A care package is released from a plane moving with a horizontal speed of 123 m/s. The plane flies at a constant height of 1013 m above the ground.
a.) Find the speed of the care package just before it hits the ground.
b.) Find the magnitude of the angle with respect to the x-direction of the care package's velocity just before it hits the ground.
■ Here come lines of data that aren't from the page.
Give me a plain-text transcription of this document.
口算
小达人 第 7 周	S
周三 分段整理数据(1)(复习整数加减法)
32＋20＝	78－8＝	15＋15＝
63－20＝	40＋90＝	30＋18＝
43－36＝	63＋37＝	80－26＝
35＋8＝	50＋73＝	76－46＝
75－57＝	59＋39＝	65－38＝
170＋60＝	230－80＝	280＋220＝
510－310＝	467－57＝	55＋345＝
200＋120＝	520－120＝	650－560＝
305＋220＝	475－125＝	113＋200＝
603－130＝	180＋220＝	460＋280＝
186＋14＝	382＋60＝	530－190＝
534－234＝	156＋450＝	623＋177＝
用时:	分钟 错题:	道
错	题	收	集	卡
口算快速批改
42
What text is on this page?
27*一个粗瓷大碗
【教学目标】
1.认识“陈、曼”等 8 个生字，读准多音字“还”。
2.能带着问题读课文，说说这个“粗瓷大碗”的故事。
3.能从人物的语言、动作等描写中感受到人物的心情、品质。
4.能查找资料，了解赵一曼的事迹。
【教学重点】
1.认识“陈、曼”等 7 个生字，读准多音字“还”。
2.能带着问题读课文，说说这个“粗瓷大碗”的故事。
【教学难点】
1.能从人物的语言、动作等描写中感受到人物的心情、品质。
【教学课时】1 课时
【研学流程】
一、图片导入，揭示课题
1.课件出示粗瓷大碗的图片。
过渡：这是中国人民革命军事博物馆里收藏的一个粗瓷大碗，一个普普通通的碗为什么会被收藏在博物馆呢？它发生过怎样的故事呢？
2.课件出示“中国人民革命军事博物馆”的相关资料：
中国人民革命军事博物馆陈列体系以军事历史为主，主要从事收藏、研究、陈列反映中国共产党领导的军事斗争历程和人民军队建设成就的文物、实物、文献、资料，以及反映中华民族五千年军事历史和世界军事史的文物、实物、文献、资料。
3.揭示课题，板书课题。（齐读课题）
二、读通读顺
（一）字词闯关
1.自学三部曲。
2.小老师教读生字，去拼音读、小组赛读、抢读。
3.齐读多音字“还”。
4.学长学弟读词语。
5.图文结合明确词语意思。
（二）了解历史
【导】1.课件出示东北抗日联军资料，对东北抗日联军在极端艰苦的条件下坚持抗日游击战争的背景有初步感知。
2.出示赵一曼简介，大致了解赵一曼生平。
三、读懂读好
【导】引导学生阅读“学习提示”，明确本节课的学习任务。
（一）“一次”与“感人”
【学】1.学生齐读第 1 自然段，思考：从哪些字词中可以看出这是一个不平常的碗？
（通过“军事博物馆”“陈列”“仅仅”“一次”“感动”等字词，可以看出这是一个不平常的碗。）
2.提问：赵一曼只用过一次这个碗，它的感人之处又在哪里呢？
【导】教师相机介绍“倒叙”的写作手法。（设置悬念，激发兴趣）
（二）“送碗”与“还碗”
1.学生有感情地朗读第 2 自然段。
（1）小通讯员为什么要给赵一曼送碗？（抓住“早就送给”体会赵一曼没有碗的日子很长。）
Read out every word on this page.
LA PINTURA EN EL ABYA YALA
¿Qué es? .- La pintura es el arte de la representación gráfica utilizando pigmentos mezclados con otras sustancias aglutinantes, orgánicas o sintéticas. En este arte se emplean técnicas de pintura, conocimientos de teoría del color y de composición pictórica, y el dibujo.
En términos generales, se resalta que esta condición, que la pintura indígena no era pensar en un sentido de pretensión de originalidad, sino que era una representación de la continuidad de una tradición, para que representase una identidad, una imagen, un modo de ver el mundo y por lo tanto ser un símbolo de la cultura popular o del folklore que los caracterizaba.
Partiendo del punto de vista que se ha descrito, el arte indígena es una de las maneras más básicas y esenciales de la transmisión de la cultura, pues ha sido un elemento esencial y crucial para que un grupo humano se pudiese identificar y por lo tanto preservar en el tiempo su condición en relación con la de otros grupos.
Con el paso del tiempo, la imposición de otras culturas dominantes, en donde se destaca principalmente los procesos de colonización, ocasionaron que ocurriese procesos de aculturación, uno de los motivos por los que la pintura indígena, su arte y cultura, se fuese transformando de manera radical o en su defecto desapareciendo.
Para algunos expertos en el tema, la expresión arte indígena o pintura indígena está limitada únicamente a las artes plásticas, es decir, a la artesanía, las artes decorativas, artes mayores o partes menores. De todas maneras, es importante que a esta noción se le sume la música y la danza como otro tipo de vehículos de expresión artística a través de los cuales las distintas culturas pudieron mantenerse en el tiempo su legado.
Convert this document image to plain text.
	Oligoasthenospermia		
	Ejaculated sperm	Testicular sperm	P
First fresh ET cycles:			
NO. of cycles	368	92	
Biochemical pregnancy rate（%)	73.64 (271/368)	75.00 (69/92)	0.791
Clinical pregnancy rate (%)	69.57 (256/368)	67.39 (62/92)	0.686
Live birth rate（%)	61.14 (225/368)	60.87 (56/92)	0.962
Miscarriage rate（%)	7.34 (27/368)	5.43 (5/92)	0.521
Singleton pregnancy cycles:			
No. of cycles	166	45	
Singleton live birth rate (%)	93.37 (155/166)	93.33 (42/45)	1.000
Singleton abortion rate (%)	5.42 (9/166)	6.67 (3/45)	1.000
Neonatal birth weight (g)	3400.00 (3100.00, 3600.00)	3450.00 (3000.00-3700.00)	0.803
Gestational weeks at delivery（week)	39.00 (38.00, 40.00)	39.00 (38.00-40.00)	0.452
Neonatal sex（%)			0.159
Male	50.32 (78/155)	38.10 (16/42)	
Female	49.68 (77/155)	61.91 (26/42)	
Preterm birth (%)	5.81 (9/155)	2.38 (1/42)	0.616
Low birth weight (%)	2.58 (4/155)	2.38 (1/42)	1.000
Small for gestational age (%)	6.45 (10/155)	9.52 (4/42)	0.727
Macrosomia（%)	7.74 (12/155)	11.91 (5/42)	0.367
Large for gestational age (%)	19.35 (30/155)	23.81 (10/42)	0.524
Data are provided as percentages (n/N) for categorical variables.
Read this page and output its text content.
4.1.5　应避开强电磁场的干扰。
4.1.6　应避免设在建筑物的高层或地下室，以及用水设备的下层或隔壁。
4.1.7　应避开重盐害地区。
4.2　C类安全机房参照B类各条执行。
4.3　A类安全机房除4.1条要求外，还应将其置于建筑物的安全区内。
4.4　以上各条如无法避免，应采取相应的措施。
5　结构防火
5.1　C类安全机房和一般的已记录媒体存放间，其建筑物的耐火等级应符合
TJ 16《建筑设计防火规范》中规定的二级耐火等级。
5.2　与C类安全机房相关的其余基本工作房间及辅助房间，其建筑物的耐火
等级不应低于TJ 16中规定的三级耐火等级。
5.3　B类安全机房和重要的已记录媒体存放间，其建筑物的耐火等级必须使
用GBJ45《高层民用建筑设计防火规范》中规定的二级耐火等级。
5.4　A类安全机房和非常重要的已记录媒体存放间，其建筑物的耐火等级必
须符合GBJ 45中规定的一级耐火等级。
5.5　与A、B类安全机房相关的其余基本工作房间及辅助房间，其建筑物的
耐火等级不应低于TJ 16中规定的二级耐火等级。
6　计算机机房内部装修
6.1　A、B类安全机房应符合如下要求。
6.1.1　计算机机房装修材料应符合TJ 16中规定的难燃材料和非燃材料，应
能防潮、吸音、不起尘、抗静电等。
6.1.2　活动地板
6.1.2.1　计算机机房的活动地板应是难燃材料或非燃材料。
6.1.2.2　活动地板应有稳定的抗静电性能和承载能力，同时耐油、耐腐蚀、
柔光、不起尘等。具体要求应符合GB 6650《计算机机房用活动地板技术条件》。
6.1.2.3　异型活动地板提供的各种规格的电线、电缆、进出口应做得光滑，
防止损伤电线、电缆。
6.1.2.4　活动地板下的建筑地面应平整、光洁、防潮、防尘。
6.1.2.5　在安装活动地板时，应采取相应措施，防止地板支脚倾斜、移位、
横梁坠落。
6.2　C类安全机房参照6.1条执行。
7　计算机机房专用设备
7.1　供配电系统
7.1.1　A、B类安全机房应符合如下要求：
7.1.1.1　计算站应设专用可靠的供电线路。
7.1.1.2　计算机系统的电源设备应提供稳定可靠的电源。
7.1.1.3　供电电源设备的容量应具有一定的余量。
I can't figure out these two, and any help would be great. Mainly, though, I am not sure how to find Vo (initial velocity) in the Y direction, or the Vf. Thanks!
a. Yf^2 = Yo^2 + 2g*h.
Yo = 0.
g = 9.8 m/s^2.
h = 1013 m.
Yf = ?.
Vf = Sqrt(Xo^2 + Yf^2), Xo = 123 m/s.
b. Tan A = Yf/Xo.
To find the speed of the care package just before it hits the ground, you need to determine the time it takes for the package to fall from the height of 1013 m.
Step 1: Determine the time of flight (t).
The formula to calculate the time of flight is:
t = √(2h/g)
where h is the height and g is the acceleration due to gravity, which is approximately 9.8 m/s^2.
Substituting the given values:
t = √(2 * 1013 / 9.8)
t ≈ √(2066 / 9.8)
t ≈ √210.82
t ≈ 14.52 seconds
Step 2: Determine the horizontal distance traveled (x).
The horizontal distance traveled is equal to the horizontal speed of the plane multiplied by the time of flight.
x = 123 m/s * 14.52 s
x ≈ 1787.96 meters
Step 3: Determine the vertical component of velocity (Vy) just before hitting the ground.
The vertical component of velocity can be calculated as:
Vy = g * t
where g is the acceleration due to gravity.
Substituting the given values:
Vy ≈ 9.8 m/s^2 * 14.52 s
Vy ≈ 142.30 m/s
Step 4: Find the speed of the care package just before it hits the ground (V).
The speed can be calculated using the Pythagorean theorem:
V = √(Vx^2 + Vy^2)
where Vx is the horizontal component of velocity.
Substituting the given values:
V = √(123 m/s)^2 + (142.30 m/s)^2
V ≈ √15129 + 20203.29
V ≈ √35332.29
V ≈ 187.9 m/s
Therefore, the speed of the care package just before it hits the ground is approximately 187.9 m/s.
Now, let's move on to find the magnitude of the angle with respect to the x-direction of the care package's velocity just before hitting the ground.
Step 1: Determine the angle (θ) using trigonometry.
The angle can be calculated as:
θ = tan^(-1)(Vy / Vx)
Substituting the given values:
θ = tan^(-1)(142.30 m/s / 123 m/s)
θ ≈ tan^(-1)(1.1594)
θ ≈ 48.01 degrees
Therefore, the magnitude of the angle with respect to the x-direction of the care package's velocity just before it hits the ground is approximately 48.01 degrees.
To find the speed of the care package just before it hits the ground, we need to determine its final vertical velocity. We can use the equation of motion in the vertical direction:
Final vertical velocity (Vf) = Initial vertical velocity (Vo) + (Acceleration due to gravity × Time)
In this case, the initial vertical velocity, Vo, is zero because the care package is released from rest. The acceleration due to gravity is approximately 9.8 m/s², and the time it takes for the care package to hit the ground can be found using the equation:
Time = Distance / Horizontal velocity, where the distance is the height of the plane above the ground, which is given as 1013 m, and the horizontal velocity is given as 123 m/s.
Let's calculate the time it takes for the care package to hit the ground:
Time = 1013 m / 123 m/s
Time ≈ 8.22 s
Now, we can substitute the values into the equation for Vf:
Vf = 0 + (9.8 m/s² × 8.22 s)
Vf ≈ 80.6 m/s
Therefore, the speed of the care package just before it hits the ground is approximately 80.6 m/s.
To find the magnitude of the angle with respect to the x-direction of the care package's velocity just before it hits the ground, we can use trigonometry. The horizontal velocity remains constant at 123 m/s, and the vertical velocity just before hitting the ground is -80.6 m/s (negative due to downward direction). Therefore, we can calculate the angle θ as follows:
θ = arctan(V_vertical / V_horizontal)
θ = arctan(-80.6 m/s / 123 m/s)
θ ≈ -29.2°
The magnitude of the angle with respect to the x-direction of the care package's velocity just before it hits the ground is approximately 29.2°. Note that the negative sign indicates that the angle is measured below the x-axis.